Nonetheless, part of the difficulty in these studies is unavoidable selection bias. That is, those who marry may be a different populaton than those who don't- for example, they might be healthier, at least at the time of marriage. One can' do a double-blind, randomized study on the effects of marriage.

What's notable about this study how large the effect appears to be.

Larry J said...

A former coworker who survived two rounds of cancer told me about "chemo brain." According to him, chemo seriously messes up your brain and impacts your memory. Having to fight cancer alone while suffering from chemo brain would be very difficult. You need someone able to think clearly to help you manage your treatments and to advocate on your behalf. A single person without a good support system in those circumstances is going to have a very hard time of it. If they don't do this already, it seems like a good idea for someone to be designated as an advocate for single people in those circumstances.

SOJO said...

@madisonman This is the main argument that I can see for universal healthcare. My bil had to have emergency bypass in Canada. The hospital bill was 50k and the paperwork 10 lines long. That was it and he is not even n Canadian.

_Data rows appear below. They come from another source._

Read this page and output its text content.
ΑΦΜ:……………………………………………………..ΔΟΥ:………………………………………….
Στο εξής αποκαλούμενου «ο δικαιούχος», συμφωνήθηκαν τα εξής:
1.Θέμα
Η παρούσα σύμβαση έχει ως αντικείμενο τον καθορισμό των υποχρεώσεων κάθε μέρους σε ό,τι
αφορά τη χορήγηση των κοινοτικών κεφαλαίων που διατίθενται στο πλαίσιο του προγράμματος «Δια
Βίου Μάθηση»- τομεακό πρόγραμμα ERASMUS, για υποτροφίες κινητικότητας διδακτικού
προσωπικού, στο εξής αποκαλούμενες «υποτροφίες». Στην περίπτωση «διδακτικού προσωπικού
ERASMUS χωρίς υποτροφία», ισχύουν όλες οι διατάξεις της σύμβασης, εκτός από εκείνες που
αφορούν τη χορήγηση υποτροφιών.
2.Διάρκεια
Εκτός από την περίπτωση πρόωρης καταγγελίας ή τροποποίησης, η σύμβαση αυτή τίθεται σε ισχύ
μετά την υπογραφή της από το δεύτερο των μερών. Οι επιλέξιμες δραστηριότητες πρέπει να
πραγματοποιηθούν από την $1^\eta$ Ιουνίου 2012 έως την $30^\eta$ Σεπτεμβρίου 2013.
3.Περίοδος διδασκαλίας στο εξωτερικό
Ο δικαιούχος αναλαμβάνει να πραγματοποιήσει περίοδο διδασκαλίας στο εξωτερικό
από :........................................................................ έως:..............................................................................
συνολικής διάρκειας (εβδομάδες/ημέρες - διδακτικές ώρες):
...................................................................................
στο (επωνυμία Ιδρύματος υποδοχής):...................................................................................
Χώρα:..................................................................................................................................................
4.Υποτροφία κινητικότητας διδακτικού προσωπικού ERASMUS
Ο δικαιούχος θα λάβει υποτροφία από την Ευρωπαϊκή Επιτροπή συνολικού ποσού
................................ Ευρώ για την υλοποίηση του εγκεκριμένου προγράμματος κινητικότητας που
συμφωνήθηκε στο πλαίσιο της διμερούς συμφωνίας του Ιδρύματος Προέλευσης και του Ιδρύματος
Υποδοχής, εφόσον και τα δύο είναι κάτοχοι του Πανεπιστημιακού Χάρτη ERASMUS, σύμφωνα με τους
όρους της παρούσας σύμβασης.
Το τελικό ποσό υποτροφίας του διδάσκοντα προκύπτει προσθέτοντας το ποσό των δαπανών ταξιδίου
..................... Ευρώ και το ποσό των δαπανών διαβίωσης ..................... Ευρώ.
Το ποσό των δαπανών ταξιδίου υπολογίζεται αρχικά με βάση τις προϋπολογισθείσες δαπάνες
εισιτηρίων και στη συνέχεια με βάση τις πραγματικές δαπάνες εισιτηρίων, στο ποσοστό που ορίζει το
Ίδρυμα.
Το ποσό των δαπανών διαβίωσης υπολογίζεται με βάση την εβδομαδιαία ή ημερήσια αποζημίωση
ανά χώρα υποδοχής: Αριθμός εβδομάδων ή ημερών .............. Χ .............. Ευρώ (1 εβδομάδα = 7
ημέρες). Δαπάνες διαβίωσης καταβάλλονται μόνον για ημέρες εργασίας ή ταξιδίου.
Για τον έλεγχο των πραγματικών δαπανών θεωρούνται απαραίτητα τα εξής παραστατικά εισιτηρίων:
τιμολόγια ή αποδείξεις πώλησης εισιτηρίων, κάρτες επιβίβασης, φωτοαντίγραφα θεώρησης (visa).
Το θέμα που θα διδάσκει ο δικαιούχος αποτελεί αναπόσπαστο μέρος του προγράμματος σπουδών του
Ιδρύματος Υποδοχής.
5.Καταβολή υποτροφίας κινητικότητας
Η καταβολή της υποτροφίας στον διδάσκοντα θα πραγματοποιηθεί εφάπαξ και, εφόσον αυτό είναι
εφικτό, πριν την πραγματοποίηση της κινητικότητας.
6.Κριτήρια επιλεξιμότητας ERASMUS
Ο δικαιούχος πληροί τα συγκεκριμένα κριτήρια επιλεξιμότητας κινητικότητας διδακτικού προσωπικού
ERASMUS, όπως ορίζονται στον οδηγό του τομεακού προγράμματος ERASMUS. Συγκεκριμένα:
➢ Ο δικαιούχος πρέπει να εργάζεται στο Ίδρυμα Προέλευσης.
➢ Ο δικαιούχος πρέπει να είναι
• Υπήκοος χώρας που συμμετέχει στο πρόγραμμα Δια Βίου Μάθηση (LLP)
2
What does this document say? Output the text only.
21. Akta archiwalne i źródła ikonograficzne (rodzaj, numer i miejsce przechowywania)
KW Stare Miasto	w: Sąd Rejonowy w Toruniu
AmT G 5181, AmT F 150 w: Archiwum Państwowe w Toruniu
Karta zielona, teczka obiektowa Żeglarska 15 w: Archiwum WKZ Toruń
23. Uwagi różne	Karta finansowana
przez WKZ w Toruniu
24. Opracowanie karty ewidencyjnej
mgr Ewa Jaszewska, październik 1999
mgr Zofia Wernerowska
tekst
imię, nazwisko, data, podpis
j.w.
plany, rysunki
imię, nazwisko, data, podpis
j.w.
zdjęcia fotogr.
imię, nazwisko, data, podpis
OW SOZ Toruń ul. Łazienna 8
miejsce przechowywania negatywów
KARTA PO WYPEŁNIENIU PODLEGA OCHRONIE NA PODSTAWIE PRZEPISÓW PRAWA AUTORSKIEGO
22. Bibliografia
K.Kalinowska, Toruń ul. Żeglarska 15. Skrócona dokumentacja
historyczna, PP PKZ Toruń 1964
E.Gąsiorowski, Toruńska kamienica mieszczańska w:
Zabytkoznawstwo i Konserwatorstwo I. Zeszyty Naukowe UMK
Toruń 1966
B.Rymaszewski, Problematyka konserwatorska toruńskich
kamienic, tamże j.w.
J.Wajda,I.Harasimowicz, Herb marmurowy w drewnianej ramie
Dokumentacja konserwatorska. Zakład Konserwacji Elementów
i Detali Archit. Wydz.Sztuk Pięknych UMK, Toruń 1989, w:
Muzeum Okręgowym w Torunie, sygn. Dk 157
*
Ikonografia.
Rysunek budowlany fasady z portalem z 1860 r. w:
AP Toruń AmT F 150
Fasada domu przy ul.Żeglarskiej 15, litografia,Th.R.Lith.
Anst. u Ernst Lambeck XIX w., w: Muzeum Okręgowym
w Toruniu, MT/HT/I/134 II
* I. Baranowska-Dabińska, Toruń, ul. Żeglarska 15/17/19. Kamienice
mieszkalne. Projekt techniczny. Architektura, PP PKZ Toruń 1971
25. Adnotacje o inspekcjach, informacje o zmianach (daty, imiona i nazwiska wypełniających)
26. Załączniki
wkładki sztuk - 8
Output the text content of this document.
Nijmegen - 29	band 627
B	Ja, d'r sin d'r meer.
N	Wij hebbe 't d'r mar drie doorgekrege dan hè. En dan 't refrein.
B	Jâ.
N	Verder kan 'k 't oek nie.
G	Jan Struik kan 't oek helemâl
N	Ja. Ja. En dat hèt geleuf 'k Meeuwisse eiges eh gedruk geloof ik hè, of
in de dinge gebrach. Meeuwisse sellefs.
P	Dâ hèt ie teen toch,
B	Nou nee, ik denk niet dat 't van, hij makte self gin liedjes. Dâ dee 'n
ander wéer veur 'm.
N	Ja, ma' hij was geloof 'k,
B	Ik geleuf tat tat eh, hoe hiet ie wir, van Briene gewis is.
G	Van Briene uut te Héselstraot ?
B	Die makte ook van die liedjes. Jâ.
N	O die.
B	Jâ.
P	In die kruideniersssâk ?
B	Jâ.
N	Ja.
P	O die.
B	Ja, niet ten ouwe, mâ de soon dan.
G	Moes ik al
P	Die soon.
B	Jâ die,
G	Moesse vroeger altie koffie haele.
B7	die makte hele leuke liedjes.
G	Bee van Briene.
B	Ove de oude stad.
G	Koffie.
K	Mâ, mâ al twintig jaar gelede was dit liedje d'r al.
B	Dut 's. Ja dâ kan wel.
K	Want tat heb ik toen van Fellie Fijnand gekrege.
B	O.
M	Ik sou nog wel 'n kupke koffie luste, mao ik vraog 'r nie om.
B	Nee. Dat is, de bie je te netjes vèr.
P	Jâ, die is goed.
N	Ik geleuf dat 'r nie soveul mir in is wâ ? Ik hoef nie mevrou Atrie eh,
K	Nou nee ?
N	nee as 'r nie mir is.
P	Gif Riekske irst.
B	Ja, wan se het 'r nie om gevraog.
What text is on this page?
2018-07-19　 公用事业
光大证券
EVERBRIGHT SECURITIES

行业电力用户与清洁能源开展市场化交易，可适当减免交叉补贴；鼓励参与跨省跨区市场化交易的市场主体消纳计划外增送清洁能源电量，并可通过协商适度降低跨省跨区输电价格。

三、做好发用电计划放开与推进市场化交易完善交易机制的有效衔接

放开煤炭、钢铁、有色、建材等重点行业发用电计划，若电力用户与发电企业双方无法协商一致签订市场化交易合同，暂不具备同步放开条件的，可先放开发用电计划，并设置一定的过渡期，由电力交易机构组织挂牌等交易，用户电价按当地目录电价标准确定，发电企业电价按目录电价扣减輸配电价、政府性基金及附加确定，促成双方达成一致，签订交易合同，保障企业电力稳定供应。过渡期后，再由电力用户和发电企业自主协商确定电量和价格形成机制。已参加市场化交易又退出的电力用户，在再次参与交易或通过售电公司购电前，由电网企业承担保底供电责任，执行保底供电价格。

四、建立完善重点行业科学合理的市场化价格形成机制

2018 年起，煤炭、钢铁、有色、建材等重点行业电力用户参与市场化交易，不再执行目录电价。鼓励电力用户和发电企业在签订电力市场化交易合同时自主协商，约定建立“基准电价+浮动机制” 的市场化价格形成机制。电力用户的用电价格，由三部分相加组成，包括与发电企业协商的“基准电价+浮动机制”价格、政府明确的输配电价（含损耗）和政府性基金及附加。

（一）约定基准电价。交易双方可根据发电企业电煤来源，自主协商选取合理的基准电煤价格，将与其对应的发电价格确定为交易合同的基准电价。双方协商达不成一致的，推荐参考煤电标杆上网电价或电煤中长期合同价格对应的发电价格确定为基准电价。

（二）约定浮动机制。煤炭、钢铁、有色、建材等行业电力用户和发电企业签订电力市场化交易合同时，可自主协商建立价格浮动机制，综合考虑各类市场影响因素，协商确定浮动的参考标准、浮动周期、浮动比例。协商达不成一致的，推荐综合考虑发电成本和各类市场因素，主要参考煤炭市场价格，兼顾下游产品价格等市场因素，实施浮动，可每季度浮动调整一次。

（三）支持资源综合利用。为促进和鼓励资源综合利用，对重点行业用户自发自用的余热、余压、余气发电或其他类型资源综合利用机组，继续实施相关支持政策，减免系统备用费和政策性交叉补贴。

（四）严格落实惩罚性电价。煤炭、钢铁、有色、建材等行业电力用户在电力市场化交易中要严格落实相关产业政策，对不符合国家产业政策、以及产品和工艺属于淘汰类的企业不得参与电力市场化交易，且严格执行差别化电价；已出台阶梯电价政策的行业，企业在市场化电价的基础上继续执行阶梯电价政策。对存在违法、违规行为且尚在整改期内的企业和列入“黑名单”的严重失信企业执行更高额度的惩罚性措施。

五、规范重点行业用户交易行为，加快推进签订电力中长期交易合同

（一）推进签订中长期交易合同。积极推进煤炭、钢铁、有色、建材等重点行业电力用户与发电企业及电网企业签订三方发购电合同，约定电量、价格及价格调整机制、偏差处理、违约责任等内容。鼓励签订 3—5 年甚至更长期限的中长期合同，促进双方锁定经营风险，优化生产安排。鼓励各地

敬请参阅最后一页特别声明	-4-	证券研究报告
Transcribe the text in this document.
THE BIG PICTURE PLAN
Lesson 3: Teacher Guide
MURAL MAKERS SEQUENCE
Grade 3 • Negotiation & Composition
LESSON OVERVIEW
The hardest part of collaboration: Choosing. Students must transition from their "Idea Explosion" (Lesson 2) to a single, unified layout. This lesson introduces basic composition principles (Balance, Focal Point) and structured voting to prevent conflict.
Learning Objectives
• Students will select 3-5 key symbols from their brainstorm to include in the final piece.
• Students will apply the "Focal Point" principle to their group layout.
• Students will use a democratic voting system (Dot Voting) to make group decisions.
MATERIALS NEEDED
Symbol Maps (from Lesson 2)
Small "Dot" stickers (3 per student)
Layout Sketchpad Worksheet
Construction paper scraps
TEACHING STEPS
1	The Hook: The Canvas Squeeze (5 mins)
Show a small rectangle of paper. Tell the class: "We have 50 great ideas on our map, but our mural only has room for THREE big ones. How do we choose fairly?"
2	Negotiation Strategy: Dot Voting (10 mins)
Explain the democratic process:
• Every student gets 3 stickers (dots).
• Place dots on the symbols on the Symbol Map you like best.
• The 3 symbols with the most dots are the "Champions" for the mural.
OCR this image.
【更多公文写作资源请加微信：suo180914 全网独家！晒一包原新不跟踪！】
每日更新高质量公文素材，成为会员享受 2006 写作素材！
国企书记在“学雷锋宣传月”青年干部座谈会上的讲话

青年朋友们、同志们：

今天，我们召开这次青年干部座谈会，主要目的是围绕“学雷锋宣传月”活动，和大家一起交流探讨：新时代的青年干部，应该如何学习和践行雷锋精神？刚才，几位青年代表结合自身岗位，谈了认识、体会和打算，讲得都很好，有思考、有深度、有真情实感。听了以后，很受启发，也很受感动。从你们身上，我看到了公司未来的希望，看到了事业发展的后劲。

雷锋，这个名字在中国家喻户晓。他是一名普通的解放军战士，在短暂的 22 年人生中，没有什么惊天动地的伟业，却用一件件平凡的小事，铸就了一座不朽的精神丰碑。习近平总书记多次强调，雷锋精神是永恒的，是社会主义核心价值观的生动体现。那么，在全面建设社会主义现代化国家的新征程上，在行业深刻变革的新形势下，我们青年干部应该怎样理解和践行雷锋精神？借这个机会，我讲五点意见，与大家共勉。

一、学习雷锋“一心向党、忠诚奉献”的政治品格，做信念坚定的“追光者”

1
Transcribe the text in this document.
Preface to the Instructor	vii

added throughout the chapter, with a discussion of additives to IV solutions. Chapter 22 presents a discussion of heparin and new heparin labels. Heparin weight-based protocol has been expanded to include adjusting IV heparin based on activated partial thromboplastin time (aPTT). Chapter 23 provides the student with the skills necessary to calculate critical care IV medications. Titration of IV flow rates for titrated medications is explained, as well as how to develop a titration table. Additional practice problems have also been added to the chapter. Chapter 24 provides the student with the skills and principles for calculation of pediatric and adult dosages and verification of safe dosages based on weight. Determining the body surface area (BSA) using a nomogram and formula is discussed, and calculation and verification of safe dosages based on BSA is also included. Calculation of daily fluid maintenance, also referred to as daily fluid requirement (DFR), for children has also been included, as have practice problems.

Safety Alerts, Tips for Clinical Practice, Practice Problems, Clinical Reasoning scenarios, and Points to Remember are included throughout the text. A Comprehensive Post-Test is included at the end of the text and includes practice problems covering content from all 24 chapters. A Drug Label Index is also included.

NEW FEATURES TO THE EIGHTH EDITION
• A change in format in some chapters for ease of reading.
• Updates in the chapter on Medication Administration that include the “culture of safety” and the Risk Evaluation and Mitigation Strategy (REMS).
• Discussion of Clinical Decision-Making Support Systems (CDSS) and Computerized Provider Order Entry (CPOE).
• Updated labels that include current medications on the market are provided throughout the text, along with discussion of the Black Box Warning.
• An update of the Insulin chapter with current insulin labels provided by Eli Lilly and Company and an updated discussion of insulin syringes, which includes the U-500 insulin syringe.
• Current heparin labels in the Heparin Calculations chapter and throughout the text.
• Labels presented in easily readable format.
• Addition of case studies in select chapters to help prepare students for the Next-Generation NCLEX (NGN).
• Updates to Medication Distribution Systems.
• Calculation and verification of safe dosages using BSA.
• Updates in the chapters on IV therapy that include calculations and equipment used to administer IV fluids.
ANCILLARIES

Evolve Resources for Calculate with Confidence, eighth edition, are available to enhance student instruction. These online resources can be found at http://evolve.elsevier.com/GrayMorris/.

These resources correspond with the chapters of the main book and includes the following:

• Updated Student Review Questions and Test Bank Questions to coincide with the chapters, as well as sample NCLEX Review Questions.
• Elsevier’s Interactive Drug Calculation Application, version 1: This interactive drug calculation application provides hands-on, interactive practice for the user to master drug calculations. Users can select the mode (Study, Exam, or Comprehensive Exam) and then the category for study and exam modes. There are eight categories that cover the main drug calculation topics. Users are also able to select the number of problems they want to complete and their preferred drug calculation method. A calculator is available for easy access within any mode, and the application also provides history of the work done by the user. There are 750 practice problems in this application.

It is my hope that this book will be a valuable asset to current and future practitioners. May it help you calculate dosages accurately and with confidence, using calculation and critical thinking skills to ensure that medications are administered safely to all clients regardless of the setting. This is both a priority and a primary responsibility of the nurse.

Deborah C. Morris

Meanwhile I am ostensibly covered, but have to babysit every little red tape thing which depletes healing reserves. I have support but sometimes there is nothing others can do. It's insane...like a full time job.

Also I have met a ton of people in waiting rooms and heard their stories and know how much they have invested in and by necessity planned their treatment options around October 1st ... so naturally Cruz seems like a monster to me now for fucking with their heads this way when they are weak and under stress... for likely no result. Asshole.

MadisonMan said...

I am ostensibly covered, but have to babysit every little red tape thing which depletes healing reserves. I have support but sometimes there is nothing others can do. It's insane...like a full time job.

I'm not sure how anyone can expect a governmental takeover -- Universal Health Care -- to result in less red tape.

Bureaucrats exist to say No. If they said Yes, what would the point of their job be?